Vom Renn- zum Rheinrudern
Insbesondere die Jugendlichen entwickelten wieder sportlichen Ehrgeiz, unternahmen weite Wanderfahren und trainierten für klassische Kurzstrecken-Regatten. Siegeswimpel zierten die Flaggenmasten des Vereins. Mitte der 1950er Jahre wurde allerdings das Training in den schmalen und kippeligen Rennbooten auf dem Rhein wegen des zunehmenden Schiffsverkehrs immer schwieriger. Zum Training hätte man auf andere Gewässer ausweichen müssen. Zudem war es dem Verein kaum möglich, gleichzeitig einen Bootspark für die Rennruderer und für die Freizeitruderer stellen. So entstand die Entscheidung, die den Verein bis heute prägt und von vielen anderen Vereinen unterscheidet: Das Kurzstrecken-Rennrudern in entsprechenden Rennbooten wurde eingestellt. Der Verein setzte von nun an ganz auf des Freizeit- und Wanderrudern, für das breitere, stabilere und wellengängige Boote auf dem Rhein erforderlich sind.

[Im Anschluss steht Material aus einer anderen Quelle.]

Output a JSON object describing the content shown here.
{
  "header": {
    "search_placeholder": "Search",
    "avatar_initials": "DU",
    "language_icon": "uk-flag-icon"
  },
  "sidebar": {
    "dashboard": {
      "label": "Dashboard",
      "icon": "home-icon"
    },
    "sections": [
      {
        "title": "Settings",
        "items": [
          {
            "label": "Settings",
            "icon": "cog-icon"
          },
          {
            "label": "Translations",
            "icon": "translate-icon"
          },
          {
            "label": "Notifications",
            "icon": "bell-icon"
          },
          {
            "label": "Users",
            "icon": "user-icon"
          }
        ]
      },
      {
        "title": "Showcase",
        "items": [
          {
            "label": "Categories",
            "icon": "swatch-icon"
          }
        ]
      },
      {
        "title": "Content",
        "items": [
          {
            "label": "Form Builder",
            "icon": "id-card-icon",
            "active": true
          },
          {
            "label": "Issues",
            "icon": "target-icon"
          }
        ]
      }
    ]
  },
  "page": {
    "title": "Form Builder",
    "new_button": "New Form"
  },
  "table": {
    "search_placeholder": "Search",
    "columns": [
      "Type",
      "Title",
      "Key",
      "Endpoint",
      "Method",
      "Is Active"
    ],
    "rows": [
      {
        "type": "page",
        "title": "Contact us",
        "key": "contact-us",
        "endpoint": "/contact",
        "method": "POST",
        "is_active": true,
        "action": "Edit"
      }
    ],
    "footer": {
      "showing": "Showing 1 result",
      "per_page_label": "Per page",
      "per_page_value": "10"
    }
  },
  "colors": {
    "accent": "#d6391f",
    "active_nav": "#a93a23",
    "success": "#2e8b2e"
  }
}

Cafe Nietgen – und Rolandsbogen-Triathlon
Der Verein gab sich von nun an mit Hingabe dem Freizeitrudern auf dem Rhein hin – entwickelte dabei aber auch sportlichen Ergeiz. So gibt es seit 1950 einen Rudertermin am frühen Sonntagmorgen zwischen 8 und 8:30 Uhr, bei dem Woche für Woche bis zur Südspitze der Insel Nonnenwerth gerudert wird ─ insgesamt 25 Kilometer, was eine anspruchsvolle sportliche Herausforderung darstellt. Beliebte und regelmäßige Ruder-Ziele wurden später das Cafe Nietgen (auf Höhe der Fähre nach Nonnenwerth) oder der Rolandsbogen. Zum Besuch des Rolandsbogens wurde eine spezielle Form des Triathlons entwickelt: Rudern, Bergsteigen, Weintrinken. In den 1950er und 1960er Jahren erlangte die Kalte Ente, ein Bowle bestehend aus Wein, Sekt und Zitrone, Kultstatus im Verein. Über die Anzahl der kalten Enten, die auf dem Rolandsbogen von Ruderern des BRV genossen wurden, schweigen wir lieber. Schließlich ist der Rolandsbogen ein Ort, an dem Himmel, Fluß und Erde verschmelzen, kein Ort von dieser Welt.
Dezentrale Intelligenz
In den 1960er Jahren dürfte sich die Idee von dem 82er-Geist entwickelt haben, die bis heute im Verein herumgeistert. Der Verein entwickelte einen Habitus, bei „dem nicht alles so tierisch ernst genommen wurde, das war nicht so preußig zackig: Alles war ein bißchen legerer.“ Man war stolz darauf, dass im BRV Wanderfahrten stattfanden (und stattfinden), bei dem nicht der Fahrtenleiter voran fährt und alleinherrschend die Richtung angibt sondern alle Boote selbstständig den Weg suchen und finden. Wesentlicher Bestandteil dieses liberalen 82er Geistes, dem Hierarchie und Überorganisation ein Greuel sind, ist auf der anderen Seite die Bereitschaft und Fähigkeit der Mitglieder auch ohne lautstarke Anweisungen auf dem Wasser und an Land Herausforderungen selbstständig und kooperativ zu meistern. Dieses System der „dezentralen Intelligenz“ und Eigenorganisation wurde dadurch befördert, dass die meisten der Mitglieder bereits als halbwegs erfahrene Ruderer aus den Bonner Schülerrudervereinen zum BRV kamen und in diesen von den Schülern selbst verwalteten Vereinen mit schnellem Generationswechsel eigenständiges Rudern und Handeln eingeübt und schätzen gelernt hatten.